Document Type



Intellectual Property Law


Patents vary substantially in the degree of protection provided against unauthorized imitation. In this chapter we explore a range of work addressing the economic and policy implications of "weak" patents--patents that have a significant probability of being overturned or being circumvented relatively easily---on innovation and disclosure incentives, antitrust policy, and organizational incentives and entrepreneurial activity.

Weak patents cause firms to rely more heavily on secrecy. Thus, the competitive environment is characterized by private information about the extent of the innovator's know-how. In such an environment weak patents increase the likelihood of imitation and infringement, reduce the amount of knowledge publicly disclosed, and potentially reduce the incentives to innovate.

The discussion also highlights some implications of weak patents for antitrust policy. Weak patent rights increase the likelihood of patent litigation over commercially valuable patents and raise the specter of anticompetitive settlements. Encouraging the antitrust agencies to refer some patents for re-examination by the patent office would facilitate investigation of potentially anticompetitive IP settlements.
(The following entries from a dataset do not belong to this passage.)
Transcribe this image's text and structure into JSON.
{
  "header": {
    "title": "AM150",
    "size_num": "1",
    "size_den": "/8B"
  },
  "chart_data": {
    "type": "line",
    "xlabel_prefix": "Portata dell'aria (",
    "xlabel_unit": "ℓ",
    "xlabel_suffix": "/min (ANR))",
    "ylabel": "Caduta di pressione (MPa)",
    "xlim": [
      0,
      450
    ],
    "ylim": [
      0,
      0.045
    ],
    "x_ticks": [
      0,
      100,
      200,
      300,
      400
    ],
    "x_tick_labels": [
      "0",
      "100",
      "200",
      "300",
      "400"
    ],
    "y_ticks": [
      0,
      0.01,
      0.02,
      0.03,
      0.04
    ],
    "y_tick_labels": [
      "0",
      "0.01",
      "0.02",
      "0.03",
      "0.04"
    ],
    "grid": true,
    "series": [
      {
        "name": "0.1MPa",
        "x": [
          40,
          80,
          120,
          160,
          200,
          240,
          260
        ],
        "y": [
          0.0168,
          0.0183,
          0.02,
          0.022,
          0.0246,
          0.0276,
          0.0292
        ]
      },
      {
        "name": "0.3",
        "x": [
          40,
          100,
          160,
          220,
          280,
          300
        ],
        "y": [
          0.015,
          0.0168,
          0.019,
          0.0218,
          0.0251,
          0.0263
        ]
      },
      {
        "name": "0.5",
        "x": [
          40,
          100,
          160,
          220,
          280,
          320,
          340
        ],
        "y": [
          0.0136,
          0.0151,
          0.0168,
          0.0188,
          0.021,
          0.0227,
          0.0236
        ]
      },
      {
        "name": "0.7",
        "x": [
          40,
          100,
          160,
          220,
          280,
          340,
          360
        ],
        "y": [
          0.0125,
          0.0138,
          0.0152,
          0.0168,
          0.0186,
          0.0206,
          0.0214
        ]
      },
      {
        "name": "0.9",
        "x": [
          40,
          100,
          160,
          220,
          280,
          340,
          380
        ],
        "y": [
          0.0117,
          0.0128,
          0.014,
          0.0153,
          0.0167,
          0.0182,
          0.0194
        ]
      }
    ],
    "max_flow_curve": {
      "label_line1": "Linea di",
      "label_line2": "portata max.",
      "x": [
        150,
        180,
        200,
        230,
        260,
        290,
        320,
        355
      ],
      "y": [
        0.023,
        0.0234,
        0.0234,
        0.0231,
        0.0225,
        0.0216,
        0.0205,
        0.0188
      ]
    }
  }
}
Finally, we note some implications for weak property rights in settings involving employee-inventors and employee misuse of confidential information. In the former case an increase in the strength of legal property rights such as patents reduces the employer's ability to prevent employees departing with valuable know-how, in part because a stronger property right increases the value of the employee's start-up option. In the latter case, an increase in legal penalties for breach of confidentiality has the expected effect of decreasing such occurrences.